Lunch today was in English with the pastors from the Northeast Massachusetts conference. What a wonderful group of Lutheran pastors we have! We had lots of things to share about our ministries.
In the evening I began the placement exam for the CETLALIC program in Mexico. The questions are all in English and German, but the answers must be in Spanish. I was pleased to be able to answer many of the questions, but I was also disappointed to see how many words I have aleady forgotten. I'm going to review my lessons before I submit the exam. This is so much fun.

The First Day

As usual, I began the day with some study of Spanish. The Rosetta Stone program makes it really fun, but I don't know how I will do if I talk to a real person rather than to the computer.

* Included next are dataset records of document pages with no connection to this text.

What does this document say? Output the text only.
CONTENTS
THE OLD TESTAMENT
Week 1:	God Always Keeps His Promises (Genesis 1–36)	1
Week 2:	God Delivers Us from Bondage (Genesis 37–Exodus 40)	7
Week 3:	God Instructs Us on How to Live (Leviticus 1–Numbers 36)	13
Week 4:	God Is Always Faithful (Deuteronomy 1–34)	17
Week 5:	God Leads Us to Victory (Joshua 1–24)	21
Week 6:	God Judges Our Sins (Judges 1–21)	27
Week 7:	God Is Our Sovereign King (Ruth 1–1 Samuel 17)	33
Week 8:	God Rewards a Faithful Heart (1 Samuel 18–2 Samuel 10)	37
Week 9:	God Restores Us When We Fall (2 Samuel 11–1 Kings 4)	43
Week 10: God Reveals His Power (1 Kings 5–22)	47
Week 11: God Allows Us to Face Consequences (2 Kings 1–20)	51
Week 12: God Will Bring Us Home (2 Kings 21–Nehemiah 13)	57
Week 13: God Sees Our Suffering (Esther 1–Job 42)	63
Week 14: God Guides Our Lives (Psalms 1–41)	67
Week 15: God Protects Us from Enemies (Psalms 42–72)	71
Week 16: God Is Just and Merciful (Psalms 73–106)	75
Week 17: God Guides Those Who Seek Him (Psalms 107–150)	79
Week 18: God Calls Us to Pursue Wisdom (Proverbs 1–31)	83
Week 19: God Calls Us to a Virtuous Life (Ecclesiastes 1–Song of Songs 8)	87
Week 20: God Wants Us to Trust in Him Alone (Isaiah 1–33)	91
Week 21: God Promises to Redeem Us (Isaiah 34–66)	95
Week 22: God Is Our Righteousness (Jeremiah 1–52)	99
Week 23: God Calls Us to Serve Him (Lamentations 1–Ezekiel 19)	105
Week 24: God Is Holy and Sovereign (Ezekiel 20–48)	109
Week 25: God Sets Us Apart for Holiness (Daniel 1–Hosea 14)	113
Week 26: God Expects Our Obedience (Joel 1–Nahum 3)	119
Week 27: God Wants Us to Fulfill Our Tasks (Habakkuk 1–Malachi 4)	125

My next stop was at St. Francis Church in Dracut where I was interviewed by Debbie Hovanasian, the religion reporter for the Lowell Sun. She asks really good questions and the conversation helped me to clarify some things in my own mind. I think that a vacation is a time to go away from the normal routine. A sabbatical also has this aspect, but it also has the added dimension about coming back. So I am open to finding out how I will change in this experience of learning Spanish and visiting some Hispanic cultures. I am also open to seeing how Trinity will change this summer.
I had lunch in Lowell at the "La Differencia Restaurant" across the street from the Lowell Transitional Housing Center. I ordered my meal in Spanish and I read a Spanish newspaper. I received what I thought I had ordered, pollo con arroz and jugo de naranja, and no one said, "why don't you just speak English!" I take that as a success!